Empirical demonstrations show that including both components enhances exploration in sparse-reward or ambiguous domains (Tschantz et al., 2019, Tschantz et al., 2020), while removing either epistemic or entropy regularization results in degraded performance and unstable policies (Millidge, 2019).

5. Computational Architecture and Algorithmic Realizations

Active inference is implemented computationally via parameterized generative models (often neural), variational inference for belief propagation, and policy search. Key architectural components include:

Function Typical Implementation Purpose
Perception Encoder–decoder neural nets Maps raw observations to latent states and vice versa
Transition Recurrent or feedforward nets Models state transitions under actions
Policy Net Stochastic/softmax action net Defines posterior over actions given states
EFE/Value Bootstrapped value network Approximates expected free energy recursively

Monte Carlo rollouts, value bootstrapping, amortized recognition (inference) networks, and cross-entropy method are often utilized to efficiently estimate policy values and action proposals in large state spaces (Tschantz et al., 2019, Millidge, 2019).

Algorithmic robustness increases substantially by incorporating bootstrapped EFE-value updates, entropy regularization, and targeted handling of epistemic/extrinsic terms, especially in high-dimensional and non-stationary contexts.

Active inference generalizes and subsumes a variety of decision and control frameworks. BeLLMan-optimal policies in RL are recovered as a special case of EFE minimization under sharp preferences (Costa et al., 2020). Active inference can be viewed as a specific instance of control as inference (CaI), with key distinctions in how value is encoded—AIF absorbs goal structure into the generative model prior (reward as biased observations), while CaI uses auxiliary optimality variables (Millidge et al., 2020, Watson et al., 2020).
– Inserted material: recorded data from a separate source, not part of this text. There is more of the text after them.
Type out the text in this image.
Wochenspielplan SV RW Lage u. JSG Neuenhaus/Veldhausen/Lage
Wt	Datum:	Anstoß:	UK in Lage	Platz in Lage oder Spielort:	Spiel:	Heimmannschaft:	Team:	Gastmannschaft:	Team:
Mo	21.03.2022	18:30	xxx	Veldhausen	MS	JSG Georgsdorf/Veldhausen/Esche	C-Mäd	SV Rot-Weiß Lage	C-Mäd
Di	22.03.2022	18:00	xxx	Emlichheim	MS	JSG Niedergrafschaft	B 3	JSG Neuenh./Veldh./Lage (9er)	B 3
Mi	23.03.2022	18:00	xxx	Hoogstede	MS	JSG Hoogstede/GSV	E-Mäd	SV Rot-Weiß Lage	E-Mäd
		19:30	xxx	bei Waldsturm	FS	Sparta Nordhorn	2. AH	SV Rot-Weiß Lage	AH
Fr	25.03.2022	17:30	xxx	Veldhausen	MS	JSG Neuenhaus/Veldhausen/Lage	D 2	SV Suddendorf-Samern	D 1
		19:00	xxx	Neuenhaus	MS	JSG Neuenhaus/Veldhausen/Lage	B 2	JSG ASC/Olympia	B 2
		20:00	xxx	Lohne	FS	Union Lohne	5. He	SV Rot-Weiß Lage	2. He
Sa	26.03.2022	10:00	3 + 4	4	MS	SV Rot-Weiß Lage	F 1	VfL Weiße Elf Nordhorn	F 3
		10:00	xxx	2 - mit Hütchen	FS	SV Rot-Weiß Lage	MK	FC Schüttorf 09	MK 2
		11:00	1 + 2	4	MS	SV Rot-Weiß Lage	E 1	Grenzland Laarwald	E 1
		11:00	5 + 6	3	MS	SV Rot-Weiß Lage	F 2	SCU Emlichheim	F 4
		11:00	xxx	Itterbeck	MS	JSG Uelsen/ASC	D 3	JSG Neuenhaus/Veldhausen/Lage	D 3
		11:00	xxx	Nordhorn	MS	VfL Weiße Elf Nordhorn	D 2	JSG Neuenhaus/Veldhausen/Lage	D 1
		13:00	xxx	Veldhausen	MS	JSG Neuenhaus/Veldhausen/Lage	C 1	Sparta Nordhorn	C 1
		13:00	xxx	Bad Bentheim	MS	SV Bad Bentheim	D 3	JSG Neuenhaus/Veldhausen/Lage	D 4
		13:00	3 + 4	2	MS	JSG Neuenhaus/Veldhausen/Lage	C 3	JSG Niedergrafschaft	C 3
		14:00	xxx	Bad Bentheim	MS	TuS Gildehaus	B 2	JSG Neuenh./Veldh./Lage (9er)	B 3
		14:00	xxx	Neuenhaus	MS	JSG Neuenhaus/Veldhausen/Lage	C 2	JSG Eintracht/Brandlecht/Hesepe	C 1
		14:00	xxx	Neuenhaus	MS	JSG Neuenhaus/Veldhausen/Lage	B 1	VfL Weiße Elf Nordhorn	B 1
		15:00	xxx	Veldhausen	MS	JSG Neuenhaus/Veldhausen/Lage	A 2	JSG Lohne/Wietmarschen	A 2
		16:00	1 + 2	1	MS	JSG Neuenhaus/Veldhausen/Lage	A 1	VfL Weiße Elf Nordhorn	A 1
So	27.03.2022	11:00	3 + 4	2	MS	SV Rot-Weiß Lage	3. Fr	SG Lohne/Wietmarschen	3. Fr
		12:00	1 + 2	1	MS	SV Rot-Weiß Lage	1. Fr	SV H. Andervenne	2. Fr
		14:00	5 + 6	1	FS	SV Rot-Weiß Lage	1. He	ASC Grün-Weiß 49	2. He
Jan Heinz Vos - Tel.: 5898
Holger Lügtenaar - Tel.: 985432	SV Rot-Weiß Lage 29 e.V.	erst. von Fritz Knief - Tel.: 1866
This tight relationship permits reinterpretation or reformulation of existing RL methods as active inference under appropriate generative model assumptions (Costa et al., 23 Jan 2024). The framework also naturally implements optimal Bayesian experimental design and information gain maximization by modulation of preference structure (Sajid et al., 2021).

Extensions to hybrid or contrastive objectives (e.g., contrastive AIF, (Mazzaglia et al., 2021)) and modular message-passing for chance-constrained design (Laar et al., 2021) further broaden the theoretical and applied reach of the paradigm.
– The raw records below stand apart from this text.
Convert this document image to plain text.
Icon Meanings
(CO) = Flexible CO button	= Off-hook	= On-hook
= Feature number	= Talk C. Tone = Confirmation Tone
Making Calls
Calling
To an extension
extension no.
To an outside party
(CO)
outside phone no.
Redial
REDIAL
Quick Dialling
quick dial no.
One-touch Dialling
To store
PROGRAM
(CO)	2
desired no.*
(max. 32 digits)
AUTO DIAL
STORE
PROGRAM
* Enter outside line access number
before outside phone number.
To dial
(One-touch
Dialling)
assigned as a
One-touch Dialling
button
7. Applications, Limitations, and Frontiers

Applications of active inference include:

  • Model-based RL benchmarks: Achieving or exceeding performance of standard RL methods on tasks such as CartPole, Acrobot, LunarLander, and continuous control domains (Millidge, 2019, Tschantz et al., 2019).
  • Robotics and adaptive control: End-to-end robot navigation with high-dimensional sensory streams, continuous learning in non-stationary environments, and resilient health monitoring in active digital twins (Çatal et al., 2020, Lanillos et al., 2021, Torzoni et al., 17 Jun 2025).
  • Biological cognition: Modeling of animal and human decision-making, self–other distinction, and hierarchical planning under uncertainty.
  • Statistical inference and active data collection: Application of active sampling and informative labeling for efficient inferential tasks using ML predictors (Zrnic et al., 5 Mar 2024).

Key limitations include tractability in very high-dimensional discrete spaces, the dependence on well-calibrated generative models, and unresolved issues in tuning precision parameters or efficiently integrating actions as variables in the generative model (Prakki, 30 Sep 2024, Lanillos et al., 2021). Open research areas include biologically plausible neural dynamics, scalable planning with non-stationary or partially observable data, and the ongoing refinement of model parameter learning in lifelong settings.


In summary, active inference provides a comprehensive, mathematically unified framework for agency in uncertain environments, integrating perception, learning, exploration, and goal-directed planning under the prescription of variational free energy minimization. Its relevance spans computational neuroscience, machine learning, robotics, and scientific inference, and it is positioned as a universal, explainable, and adaptive alternative to modular, reward-based control paradigms.